İskender Altın, Devlet Tiyatroları’nda sıra dışı metinleri alarak sahnelere taşıyan kişi! O’nun yaptığını pek az kişi cesaret ederek yapabiliyor. Dönemsel olarak yaşanılan bazı mühim değişimleri güncel göndermelerle sahneye taşımak herkesin yapabileceği bir durum değil. ‘Kırmızı’ gösterisi yönetmenin yapısını değiştirmemiş. Mark Rohtko gibi kendi alanında dünyayı kasıp kavuran bir anlayışı, yazarın anlatmak istediği doğrultuda, büyük çatışmalar içinde seyirciye sunuyor. John Logan, ressamı yanındaki asistanı ile birlikte çelişki yumağı haline dönüştürürken İskender Altın bu yumağı ince detaylarıyla beraber tiyatro seyircisine anlatıyor. Yalnızlıklar, yanlışlar, ruhsal çöküşler, değişimler, sanatsal ayrılıklar oyun boyunca zihinleri kurcalıyor. Ayrıca ressamın çalışma alanı, bulunduğu ortamda yarattığı renksel dönüşümler yönetmenin sahne bütününe hakim düşünce yapısını resmetmiş.
Durgun Rollerin Adamı Nihat İleri!
Mark Rohtko rolü ile sahnede kendine özgü oyunculuğunu konuşturan Nihat İleri, uzun zaman sonra kendi çizgisinde bir karakterle tiyatro sahnelerini hareketlendiriyor. Rohtko’nun sessiz kişilik yapısının altında yatan gerçekler öylesine yerinde analizlerle koltuğunda oturan seyirciye ulaşıyor ki, Nihat İleri durgun rollerin adamı olduğunu bir kez daha kanıtlıyor. Onunla Nietsche’den Pollock’a felsefe ve sanat etkileşiminin derinliklerini keşfediyoruz. Ken rolünde karşımıza geçen Turan Günay için bütün övgüleri buraya yazsam az kalır. Yanındaki ustanın sistemli bir kölesi olmamak için her şeyi sorgulayan Ken’i enine boyuna açıklamayı bilmiş. Nihat İleri’nin duygusal bölümlerinde Turan Günay’ın kurtarıcı konuşmaları oyunu alıp götürüyor.
Teknik açıdan oyuna değer katan isimlere dikkat çekmekte fayda var. Işık tasarımda Enver Başar, karakterlerin çelişkilerinde, duygu geçişlerinde, sahne değişimlerinde tasarımını konuşturmuş. Renk vurgusu ışık ustasının zeki düşüncesinde belirginleşmiş. Özellikle sahnenin bütününe hâkim bir ışıkla karşı karşıyayız. Kostüm ve dekorda Şirin Dağtekin Yenen, ekspresyonist konuyla bütünleşmeyi bilmiş.

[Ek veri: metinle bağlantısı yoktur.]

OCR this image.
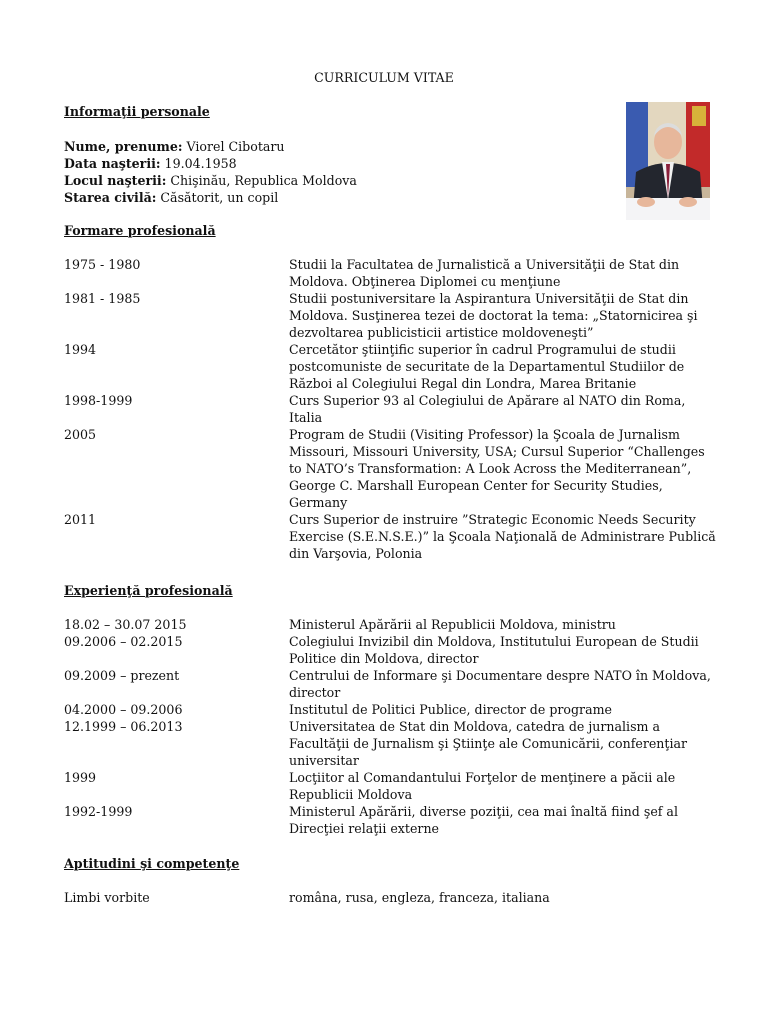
CURRICULUM VITAE
Informaţii personale
Nume, prenume: Viorel Cibotaru
Data naşterii: 19.04.1958
Locul naşterii: Chişinău, Republica Moldova
Starea civilă: Căsătorit, un copil
Formare profesională
1975 - 1980	Studii la Facultatea de Jurnalistică a Universităţii de Stat din Moldova. Obţinerea Diplomei cu menţiune
1981 - 1985	Studii postuniversitare la Aspirantura Universităţii de Stat din Moldova. Susţinerea tezei de doctorat la tema: „Statornicirea şi dezvoltarea publicisticii artistice moldoveneşti”
1994	Cercetător ştiinţific superior în cadrul Programului de studii postcomuniste de securitate de la Departamentul Studiilor de Război al Colegiului Regal din Londra, Marea Britanie
1998-1999	Curs Superior 93 al Colegiului de Apărare al NATO din Roma, Italia
2005	Program de Studii (Visiting Professor) la Şcoala de Jurnalism Missouri, Missouri University, USA; Cursul Superior “Challenges to NATO’s Transformation: A Look Across the Mediterranean”, George C. Marshall European Center for Security Studies, Germany
2011	Curs Superior de instruire ”Strategic Economic Needs Security Exercise (S.E.N.S.E.)” la Şcoala Naţională de Administrare Publică din Varşovia, Polonia
Experienţă profesională
18.02 – 30.07 2015	Ministerul Apărării al Republicii Moldova, ministru
09.2006 – 02.2015	Colegiului Invizibil din Moldova, Institutului European de Studii Politice din Moldova, director
09.2009 – prezent	Centrului de Informare şi Documentare despre NATO în Moldova, director
04.2000 – 09.2006	Institutul de Politici Publice, director de programe
12.1999 – 06.2013	Universitatea de Stat din Moldova, catedra de jurnalism a Facultăţii de Jurnalism şi Ştiinţe ale Comunicării, conferenţiar universitar
1999	Locţiitor al Comandantului Forţelor de menţinere a păcii ale Republicii Moldova
1992-1999	Ministerul Apărării, diverse poziţii, cea mai înaltă fiind şef al Direcţiei relaţii externe
Aptitudini şi competenţe
Limbi vorbite	româna, rusa, engleza, franceza, italiana
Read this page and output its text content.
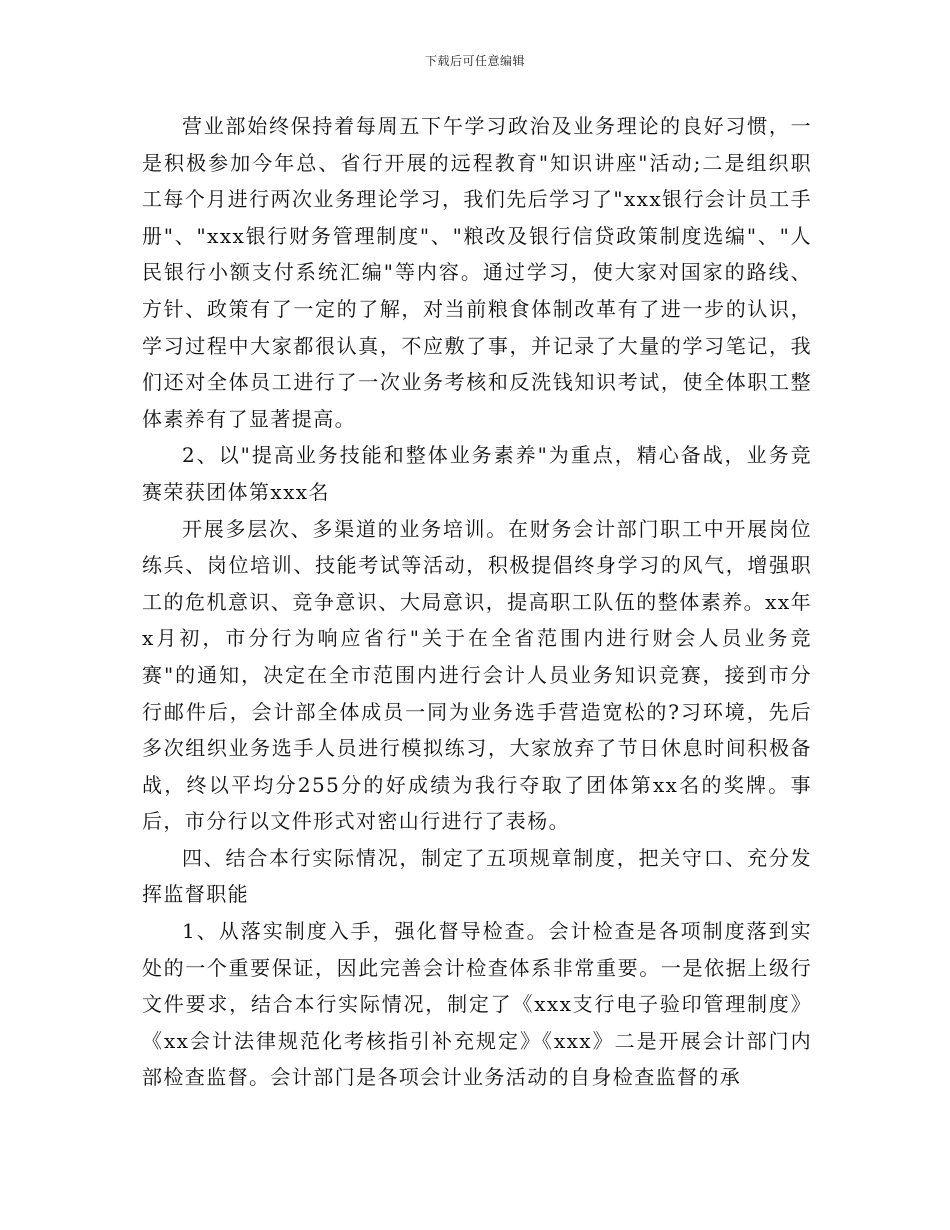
下载后可任意编辑

营业部始终保持着每周五下午学习政治及业务理论的良好习惯，一是积极参加今年总、省行开展的远程教育"知识讲座"活动;二是组织职工每个月进行两次业务理论学习，我们先后学习了"xxx银行会计员工手册"、"xxx银行财务管理制度"、"粮改及银行信贷政策制度选编"、"人民银行小额支付系统汇编"等内容。通过学习，使大家对国家的路线、方针、政策有了一定的了解，对当前粮食体制改革有了进一步的认识，学习过程中大家都很认真，不应敷了事，并记录了大量的学习笔记，我们还对全体员工进行了一次业务考核和反洗钱知识考试，使全体职工整体素养有了显著提高。

2、以"提高业务技能和整体业务素养"为重点，精心备战，业务竞赛荣获团体第xxx名

开展多层次、多渠道的业务培训。在财务会计部门职工中开展岗位练兵、岗位培训、技能考试等活动，积极提倡终身学习的风气，增强职工的危机意识、竞争意识、大局意识，提高职工队伍的整体素养。xx年x月初，市分行为响应省行"关于在全省范围内进行财会人员业务竞赛"的通知，决定在全市范围内进行会计人员业务知识竞赛，接到市分行邮件后，会计部全体成员一同为业务选手营造宽松的?习环境，先后多次组织业务选手人员进行模拟练习，大家放弃了节日休息时间积极备战，终以平均分255分的好成绩为我行夺取了团体第xx名的奖牌。事后，市分行以文件形式对密山行进行了表杨。

四、结合本行实际情况，制定了五项规章制度，把关守口、充分发挥监督职能

1、从落实制度入手，强化督导检查。会计检查是各项制度落到实处的一个重要保证，因此完善会计检查体系非常重要。一是依据上级行文件要求，结合本行实际情况，制定了《xxx支行电子验印管理制度》《xx会计法律规范化考核指引补充规定》《xxx》二是开展会计部门内部检查监督。会计部门是各项会计业务活动的自身检查监督的承
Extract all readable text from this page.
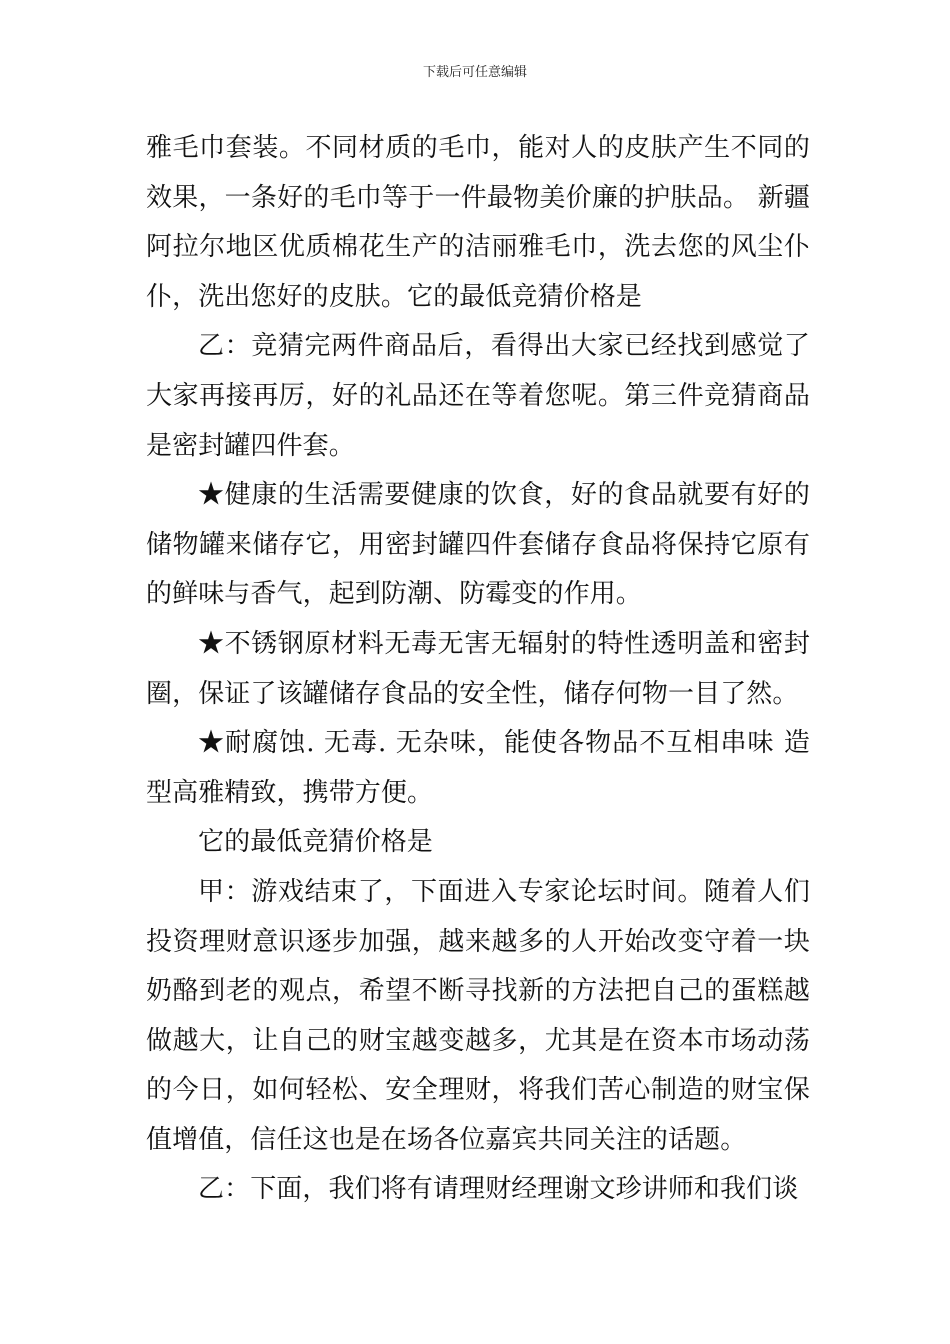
下载后可任意编辑

雅毛巾套装。不同材质的毛巾，能对人的皮肤产生不同的效果，一条好的毛巾等于一件最物美价廉的护肤品。 新疆阿拉尔地区优质棉花生产的洁丽雅毛巾，洗去您的风尘仆仆，洗出您好的皮肤。它的最低竞猜价格是

乙：竞猜完两件商品后，看得出大家已经找到感觉了大家再接再厉，好的礼品还在等着您呢。第三件竞猜商品是密封罐四件套。

★健康的生活需要健康的饮食，好的食品就要有好的储物罐来储存它，用密封罐四件套储存食品将保持它原有的鲜味与香气，起到防潮、防霉变的作用。

★不锈钢原材料无毒无害无辐射的特性透明盖和密封圈，保证了该罐储存食品的安全性，储存何物一目了然。

★耐腐蚀. 无毒. 无杂味，能使各物品不互相串味 造型高雅精致，携带方便。

它的最低竞猜价格是

甲：游戏结束了，下面进入专家论坛时间。随着人们投资理财意识逐步加强，越来越多的人开始改变守着一块奶酪到老的观点，希望不断寻找新的方法把自己的蛋糕越做越大，让自己的财宝越变越多，尤其是在资本市场动荡的今日，如何轻松、安全理财，将我们苦心制造的财宝保值增值，信任这也是在场各位嘉宾共同关注的话题。

乙：下面，我们将有请理财经理谢文珍讲师和我们谈
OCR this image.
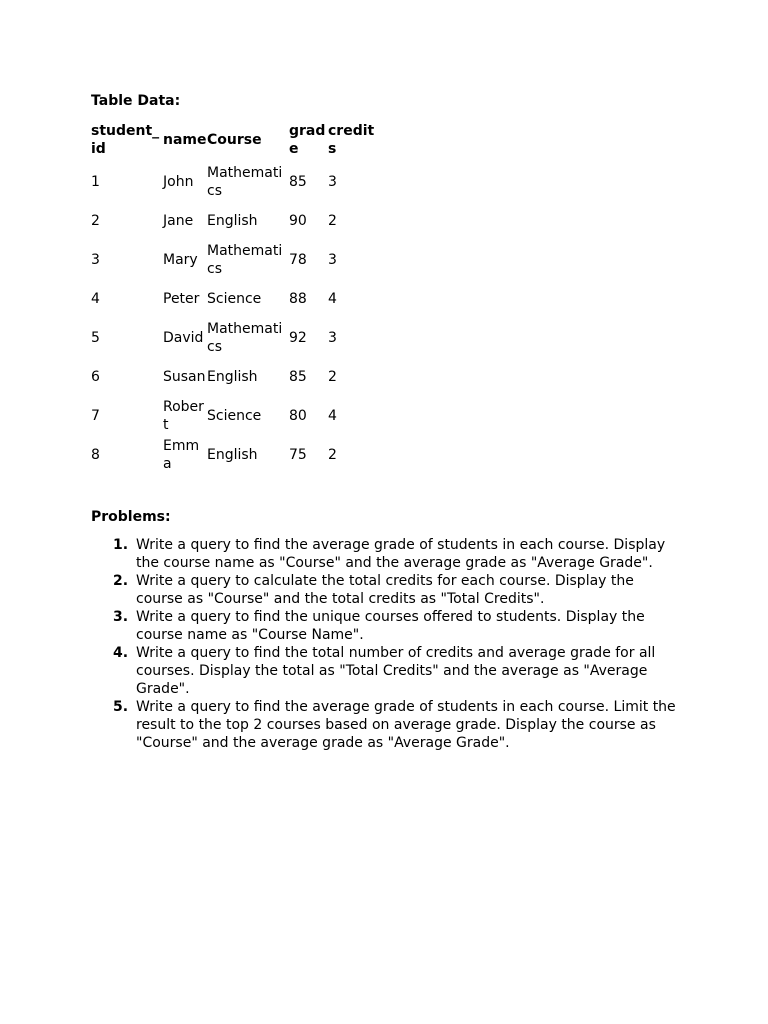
Table Data:
student_id	name	Course	grade	credits
1	John	Mathematics	85	3
2	Jane	English	90	2
3	Mary	Mathematics	78	3
4	Peter	Science	88	4
5	David	Mathematics	92	3
6	Susan	English	85	2
7	Robert	Science	80	4
8	Emma	English	75	2
Problems:
1. Write a query to find the average grade of students in each course. Display the course name as "Course" and the average grade as "Average Grade".
2. Write a query to calculate the total credits for each course. Display the course as "Course" and the total credits as "Total Credits".
3. Write a query to find the unique courses offered to students. Display the course name as "Course Name".
4. Write a query to find the total number of credits and average grade for all courses. Display the total as "Total Credits" and the average as "Average Grade".
5. Write a query to find the average grade of students in each course. Limit the result to the top 2 courses based on average grade. Display the course as "Course" and the average grade as "Average Grade".
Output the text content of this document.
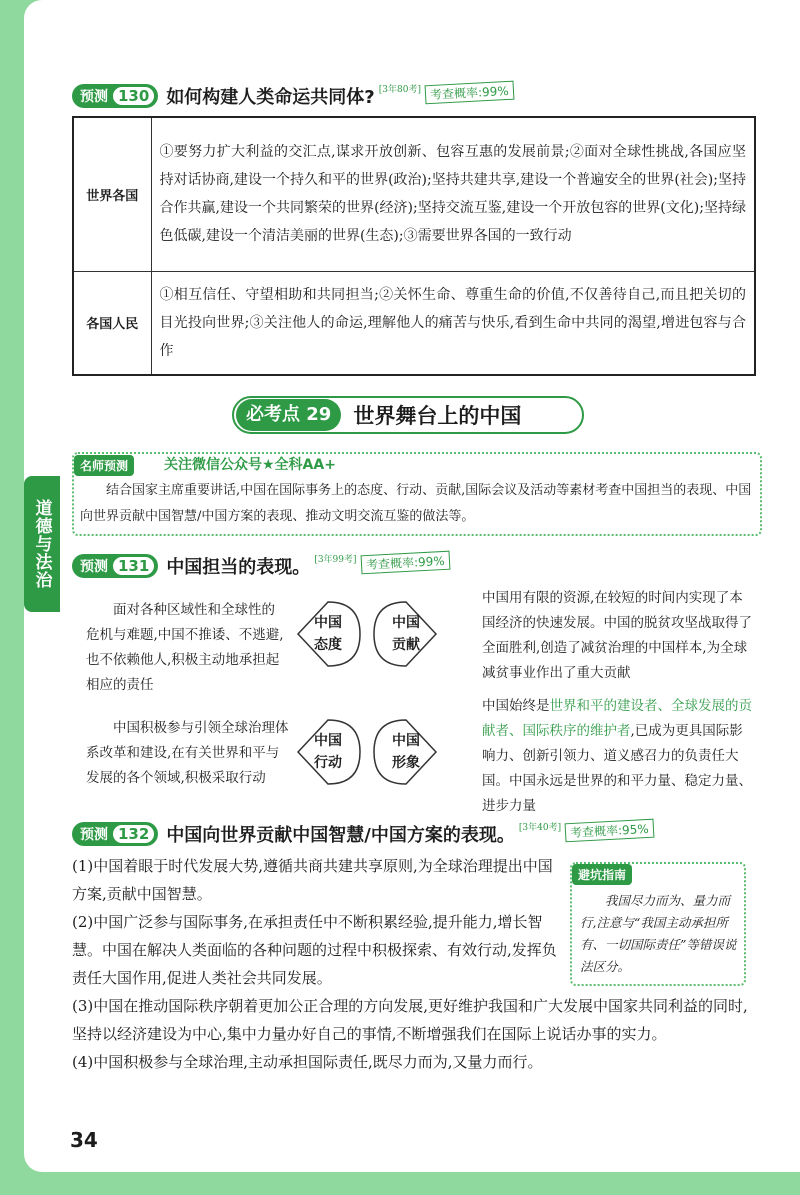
道德与法治
预测 130 如何构建人类命运共同体? [3年80考] 考查概率:99%
世界各国	①要努力扩大利益的交汇点,谋求开放创新、包容互惠的发展前景;②面对全球性挑战,各国应坚持对话协商,建设一个持久和平的世界(政治);坚持共建共享,建设一个普遍安全的世界(社会);坚持合作共赢,建设一个共同繁荣的世界(经济);坚持交流互鉴,建设一个开放包容的世界(文化);坚持绿色低碳,建设一个清洁美丽的世界(生态);③需要世界各国的一致行动
各国人民	①相互信任、守望相助和共同担当;②关怀生命、尊重生命的价值,不仅善待自己,而且把关切的目光投向世界;③关注他人的命运,理解他人的痛苦与快乐,看到生命中共同的渴望,增进包容与合作
必考点 29	世界舞台上的中国
名师预测	关注微信公众号★全科AA+
结合国家主席重要讲话,中国在国际事务上的态度、行动、贡献,国际会议及活动等素材考查中国担当的表现、中国向世界贡献中国智慧/中国方案的表现、推动文明交流互鉴的做法等。
预测 131 中国担当的表现。 [3年99考] 考查概率:99%
面对各种区域性和全球性的危机与难题,中国不推诿、不逃避,也不依赖他人,积极主动地承担起相应的责任
中国用有限的资源,在较短的时间内实现了本国经济的快速发展。中国的脱贫攻坚战取得了全面胜利,创造了减贫治理的中国样本,为全球减贫事业作出了重大贡献
中国积极参与引领全球治理体系改革和建设,在有关世界和平与发展的各个领域,积极采取行动
中国始终是世界和平的建设者、全球发展的贡献者、国际秩序的维护者,已成为更具国际影响力、创新引领力、道义感召力的负责任大国。中国永远是世界的和平力量、稳定力量、进步力量
中国态度
中国贡献
中国行动
中国形象
预测 132 中国向世界贡献中国智慧/中国方案的表现。 [3年40考] 考查概率:95%
(1)中国着眼于时代发展大势,遵循共商共建共享原则,为全球治理提出中国方案,贡献中国智慧。
(2)中国广泛参与国际事务,在承担责任中不断积累经验,提升能力,增长智慧。中国在解决人类面临的各种问题的过程中积极探索、有效行动,发挥负责任大国作用,促进人类社会共同发展。
(3)中国在推动国际秩序朝着更加公正合理的方向发展,更好维护我国和广大发展中国家共同利益的同时,坚持以经济建设为中心,集中力量办好自己的事情,不断增强我们在国际上说话办事的实力。
(4)中国积极参与全球治理,主动承担国际责任,既尽力而为,又量力而行。
避坑指南
我国尽力而为、量力而行,注意与“我国主动承担所有、一切国际责任”等错误说法区分。
34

İskender Altın, iki saatlik, iki kişilik ‘Kırmızı’ oyunuyla, İkinci Dünya Savaşı sonrası günümüz sanat anlayışlarının nasıl bugünlere geldiğini derinlemesine bizlere sunmuş. İnsan oturduğu koltukta kendisini var eden değerleri, eleştirerek, birer birer görüyor. Değişimler, çatışmalar içinde bir gösteri izlemek istiyorsanız ‘Kırmızı’yı kaçırmayın!